PURPOSE: to improve the supplementary supervision of financial entities in a financial conglomerate.
LEGISLATIVE ACT: Directive 2011/89/EU of the European Parliament and of the Council amending Directives 98/78/EC, 2002/87/EC, 2006/48/EC and 2009/138/EC as regards the supplementary supervision of financial entities in a financial conglomerate.
CONTENT: following agreement with the European Parliament in first reading, the Council adopted a directive amending the financial conglomerate directive in order to close loopholes and ensure appropriate supplementary supervision of entities in a financial conglomerate.
The new directive also adapts the supervision of financial conglomerates to the EUs new supervisory structure.
Directive 2002/87/EC on the supplementary supervision of credit institutions, insurance undertakings and investment firms in a financial conglomerate (the Financial Conglomerate Directive) gave national financial supervisors additional powers and tools to watch over conglomerates and apply supplementary supervision on them, in addition to specific banking and insurance supervision.
These groups are exposed to group risks that include: (i) the risks of contagion where risks spread from one end of the group to another; (ii) risk concentration, where the same type of risk materialises in various parts of the group at the same time; (iii) the complexity of managing many different legal entities; (iv) potential conflicts of interest; and (v) the challenge of allocating regulatory capital to all the regulated entities which are part of the financial conglomerate, thereby avoiding the multiple use of capital.
Financial conglomerates should therefore be subject to supervision supplementary to supervision on a stand alone, consolidated or group basis, without duplicating or affecting the group and regardless of the legal structure of the group.
The revision of the Financial Conglomerates Directive amends the relevant legislation on banking and insurance supervision, namely the Capital Requirements Directive (2006/48/EC and 2006/49/EC) and the Directive on supplementary supervision of insurance undertakings in insurance groups (98/78/EC).
A financial conglomerate is a group that combines different types of regulated financial firms (bank, securities firm, insurance company) and is therefore exposed to two or more sector-based regulatory regimes.
The amendments to the Financial Conglomerates Directive include the following:
Review: the Commission shall fully review Directive 2002/87/EC, including the delegated and implementing acts adopted pursuant thereto. Following that review, the Commission shall send a report by 31 December 2012, addressing, in particular, the scope of that Directive, including whether the scope should be extended, and the application of that Directive to non-regulated entities, in particular special purpose vehicles.
The report shall also cover the identification criteria of financial conglomerates owned by wider non-financial groups, whose total activities in the banking sector, insurance sector and investment services sector are materially relevant in the internal market for financial services.

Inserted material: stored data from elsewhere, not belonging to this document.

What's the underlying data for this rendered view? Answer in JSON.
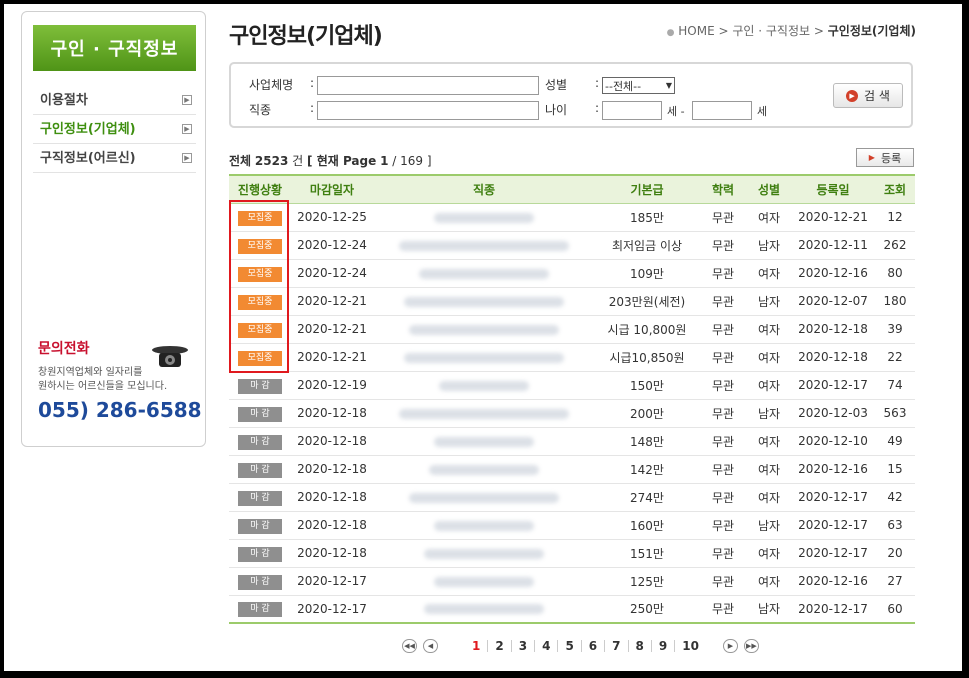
{
  "sidebar": {
    "title": "구인 · 구직정보",
    "items": [
      {
        "label": "이용절차"
      },
      {
        "label": "구인정보(기업체)"
      },
      {
        "label": "구직정보(어르신)"
      }
    ],
    "contact": {
      "title": "문의전화",
      "desc_line1": "창원지역업체와 일자리를",
      "desc_line2": "원하시는 어르신들을 모십니다.",
      "phone": "055) 286-6588"
    }
  },
  "page": {
    "title": "구인정보(기업체)",
    "breadcrumb": [
      "HOME",
      "구인 · 구직정보",
      "구인정보(기업체)"
    ]
  },
  "search": {
    "company_label": "사업체명",
    "job_label": "직종",
    "gender_label": "성별",
    "age_label": "나이",
    "colon": ":",
    "gender_value": "--전체--",
    "age_unit": "세",
    "age_sep": "세 -",
    "button": "검 색"
  },
  "summary": {
    "prefix": "전체",
    "total": "2523",
    "unit": "건",
    "page_label": "[ 현재 Page",
    "current_page": "1",
    "total_pages": "/ 169 ]",
    "register": "등록"
  },
  "table": {
    "headers": [
      "진행상황",
      "마감일자",
      "직종",
      "기본급",
      "학력",
      "성별",
      "등록일",
      "조회"
    ],
    "rows": [
      {
        "status": "모집중",
        "deadline": "2020-12-25",
        "salary": "185만",
        "edu": "무관",
        "gender": "여자",
        "date": "2020-12-21",
        "views": "12"
      },
      {
        "status": "모집중",
        "deadline": "2020-12-24",
        "salary": "최저임금 이상",
        "edu": "무관",
        "gender": "남자",
        "date": "2020-12-11",
        "views": "262"
      },
      {
        "status": "모집중",
        "deadline": "2020-12-24",
        "salary": "109만",
        "edu": "무관",
        "gender": "여자",
        "date": "2020-12-16",
        "views": "80"
      },
      {
        "status": "모집중",
        "deadline": "2020-12-21",
        "salary": "203만원(세전)",
        "edu": "무관",
        "gender": "남자",
        "date": "2020-12-07",
        "views": "180"
      },
      {
        "status": "모집중",
        "deadline": "2020-12-21",
        "salary": "시급 10,800원",
        "edu": "무관",
        "gender": "여자",
        "date": "2020-12-18",
        "views": "39"
      },
      {
        "status": "모집중",
        "deadline": "2020-12-21",
        "salary": "시급10,850원",
        "edu": "무관",
        "gender": "여자",
        "date": "2020-12-18",
        "views": "22"
      },
      {
        "status": "마 감",
        "deadline": "2020-12-19",
        "salary": "150만",
        "edu": "무관",
        "gender": "여자",
        "date": "2020-12-17",
        "views": "74"
      },
      {
        "status": "마 감",
        "deadline": "2020-12-18",
        "salary": "200만",
        "edu": "무관",
        "gender": "남자",
        "date": "2020-12-03",
        "views": "563"
      },
      {
        "status": "마 감",
        "deadline": "2020-12-18",
        "salary": "148만",
        "edu": "무관",
        "gender": "여자",
        "date": "2020-12-10",
        "views": "49"
      },
      {
        "status": "마 감",
        "deadline": "2020-12-18",
        "salary": "142만",
        "edu": "무관",
        "gender": "여자",
        "date": "2020-12-16",
        "views": "15"
      },
      {
        "status": "마 감",
        "deadline": "2020-12-18",
        "salary": "274만",
        "edu": "무관",
        "gender": "여자",
        "date": "2020-12-17",
        "views": "42"
      },
      {
        "status": "마 감",
        "deadline": "2020-12-18",
        "salary": "160만",
        "edu": "무관",
        "gender": "남자",
        "date": "2020-12-17",
        "views": "63"
      },
      {
        "status": "마 감",
        "deadline": "2020-12-18",
        "salary": "151만",
        "edu": "무관",
        "gender": "여자",
        "date": "2020-12-17",
        "views": "20"
      },
      {
        "status": "마 감",
        "deadline": "2020-12-17",
        "salary": "125만",
        "edu": "무관",
        "gender": "여자",
        "date": "2020-12-16",
        "views": "27"
      },
      {
        "status": "마 감",
        "deadline": "2020-12-17",
        "salary": "250만",
        "edu": "무관",
        "gender": "남자",
        "date": "2020-12-17",
        "views": "60"
      }
    ]
  },
  "pagination": {
    "pages": [
      "1",
      "2",
      "3",
      "4",
      "5",
      "6",
      "7",
      "8",
      "9",
      "10"
    ],
    "current": "1"
  },
  "colors": {
    "accent_green": "#4f9417",
    "open_badge": "#f28a32",
    "closed_badge": "#8f8f8f",
    "highlight_red": "#e0191e",
    "phone_blue": "#1e4a9a"
  }
}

In the same context, the report shall cover systemically relevant financial conglomerates, whose size, inter-connectedness or complexity make them particularly vulnerable, and which are to be identified by analogy with the evolving standards of the Financial Stability Board and the Basel Committee on Banking Supervision. In addition, that report shall review the possibility of introducing mandatory stress testing. The report shall be followed, if necessary, by appropriate legislative proposals.
ENTRY INTO FORCE: 09/12/2011.
TRANSPOSITION: 10/06/2013.
DELEGATED ACTS: the Commission has the power to adopt delegated acts regarding technical changes to the Directive. The delegation of power is conferred on the Commission for a period of four years from 9 December 2011 (tacitly extended for periods of an identical duration, unless the European Parliament or the Council opposes such extension.)
A delegated act only if no objection has been expressed either by the European Parliament or the Council within a period of three months of the notification (extended by three months at the initiative of the European Parliament or the Council.) The delegated act will not enter into force if the European Parliament or Council objects.